I think you're right, but it's a bit fuzzy.

step1. Choose rune noted in the power
step2. Use power and apply the chosen rune's effects

The moment you choose the rune, you enter the rune state. When you enter a rune state, you may instead enter your PP rune state. It's a bit unclear if you would still get to apply the rune's effects. To give an example, here is how I'm interpreting it.

step1. Choose rune noted in the power (say Rune of Destruction)
step1.5. Instead of entering state of destruction, I enter state of vengeance.
step2. Use power and apply the chosen rune's effects (chosen rune is still Rune of Destruction).

I'm hoping this is the intended way.

According to the Runic Keyword, that is how it works, you choose the rune option, and then enter the rune state. And the PP abilities are a replacement for the rune state. -Any- time you enter a rune state, you get to choose that new state.

If you're hybrid/multiclassed, entering the rune state doesn't have an effect but the power's rune option does. With the PP, you can actually get an effect from the rune state without the Rune Master feature.
 

According to the Runic Keyword, that is how it works, you choose the rune option, and then enter the rune state. And the PP abilities are a replacement for the rune state. -Any- time you enter a rune state, you get to choose that new state.

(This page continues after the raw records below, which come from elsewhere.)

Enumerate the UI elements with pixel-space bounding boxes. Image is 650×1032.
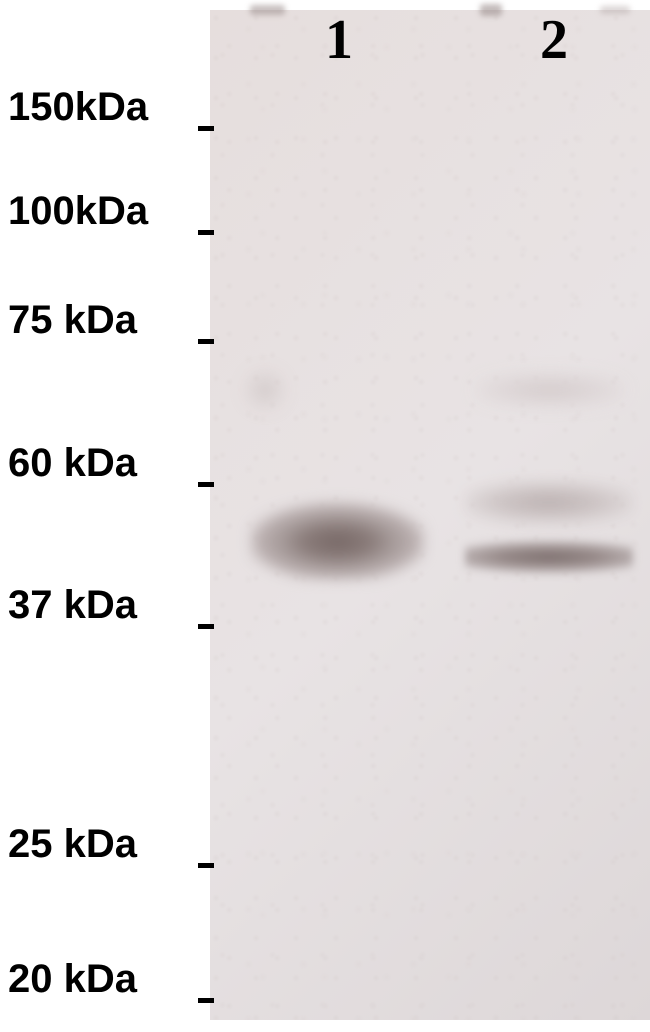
lane1-band-main xyxy=(250,495,425,580)
edge-artifact xyxy=(480,4,502,16)
mw-label-60: 60 kDa xyxy=(8,441,137,486)
blot-figure: 1 2 150kDa 100kDa 75 kDa 60 kDa 37 kDa 2… xyxy=(0,0,650,1032)
lane2-band-diffuse xyxy=(465,480,633,525)
mw-tick-37 xyxy=(198,624,214,629)
mw-tick-60 xyxy=(198,482,214,487)
mw-tick-75 xyxy=(198,339,214,344)
gel-image: 1 2 150kDa 100kDa 75 kDa 60 kDa 37 kDa 2… xyxy=(0,0,650,1032)
mw-label-100: 100kDa xyxy=(8,189,148,234)
mw-tick-100 xyxy=(198,230,214,235)
lane-1-label: 1 xyxy=(325,8,353,72)
mw-tick-20 xyxy=(198,998,214,1003)
mw-label-20: 20 kDa xyxy=(8,957,137,1002)
mw-tick-150 xyxy=(198,126,214,131)
edge-artifact xyxy=(250,5,285,15)
lane2-band-upper-faint xyxy=(475,370,625,410)
lane1-spot-faint xyxy=(245,370,285,410)
mw-label-25: 25 kDa xyxy=(8,822,137,867)
mw-label-75: 75 kDa xyxy=(8,298,137,343)
mw-label-37: 37 kDa xyxy=(8,583,137,628)
lane-2-label: 2 xyxy=(540,8,568,72)
edge-artifact xyxy=(600,6,630,14)
mw-label-150: 150kDa xyxy=(8,85,148,130)
mw-tick-25 xyxy=(198,863,214,868)
lane2-band-main xyxy=(465,538,633,576)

I would suggest using the phrase "additional choice" instead of "replacement" in the previous sentence if it's truly "get to" and not "must"
 

I would suggest using the phrase "additional choice" instead of "replacement" in the previous sentence if it's truly "get to" and not "must"

They aren't an additional choice at that point, however... because at that point you don't normally HAVE a choice. (Accurately speaking: You've already -made- the choice.)

See, by that point you've already chosen a rune option for the power. Now you enter that rune state. There is no 'may' enter that rune state, you simply do, regardless of whether you wanted to keep your old rune state. Entering the new rune state is NOT optional, it is mandatory. Even if you chose the same rune option as you did the last time you used a Runic Power, you're still 'entering a rune state'.

However, the paragon paths allow you a replacement for the rune state you would have gone into. And as the paragon paths are quite explicit that they are optional, there's no need for me to mention that in discussion the rules situation where you are chosing to use them. What they don't do is replace your original rune option choice.
 


How do you guys feel about the powers mainly helping allies you're adjacent too only? I feel that this class tries to keep you from flanking because most of the powers grant healing/buffs/debuffs to allies adjacent to you and my party loves to flank. That leads me to believe that this class isn't nearly as good as it seems to be.

I think that the powers don't mainly only help allies you're adjacent to. I mean, you can pick a runestate and powers that do (mostly Protection), but the Destruction benefit is a bonus to all allied attacks against enemies adjacent to you, and most powers have at least an option to grant some buff to non-adj allies. Plenty of powers are buffs to allies adjacent to your target, so you're good to go.

So if your party loves flanking... just stay in the Destruction state most of the time, and put a little thought into power selection. There are still lots of options.
 


How do you guys feel about the powers mainly helping allies you're adjacent too only?

Back when all we had was PHB1, everybody flanked. Warlords handed Commander's Strikes to their flanking buddies, and everything was good. But if every class works fine with flanking, then it can become an uber-strategy that nothing can compete with. It's probably why the ardent's Ire Strike can bestow vulnerable all damage: you can't give the MBA to your flank buddy.

Which is why I like my Infernal Strategist resourceful-lord. Flanking forever!
 

I think that the powers don't mainly only help allies you're adjacent to. I mean, you can pick a runestate and powers that do (mostly Protection), but the Destruction benefit is a bonus to all allied attacks against enemies adjacent to you, and most powers have at least an option to grant some buff to non-adj allies. Plenty of powers are buffs to allies adjacent to your target, so you're good to go.

So if your party loves flanking... just stay in the Destruction state most of the time, and put a little thought into power selection. There are still lots of options.

Find other ways to get combat advantage? Flanking's one way, but there are many others.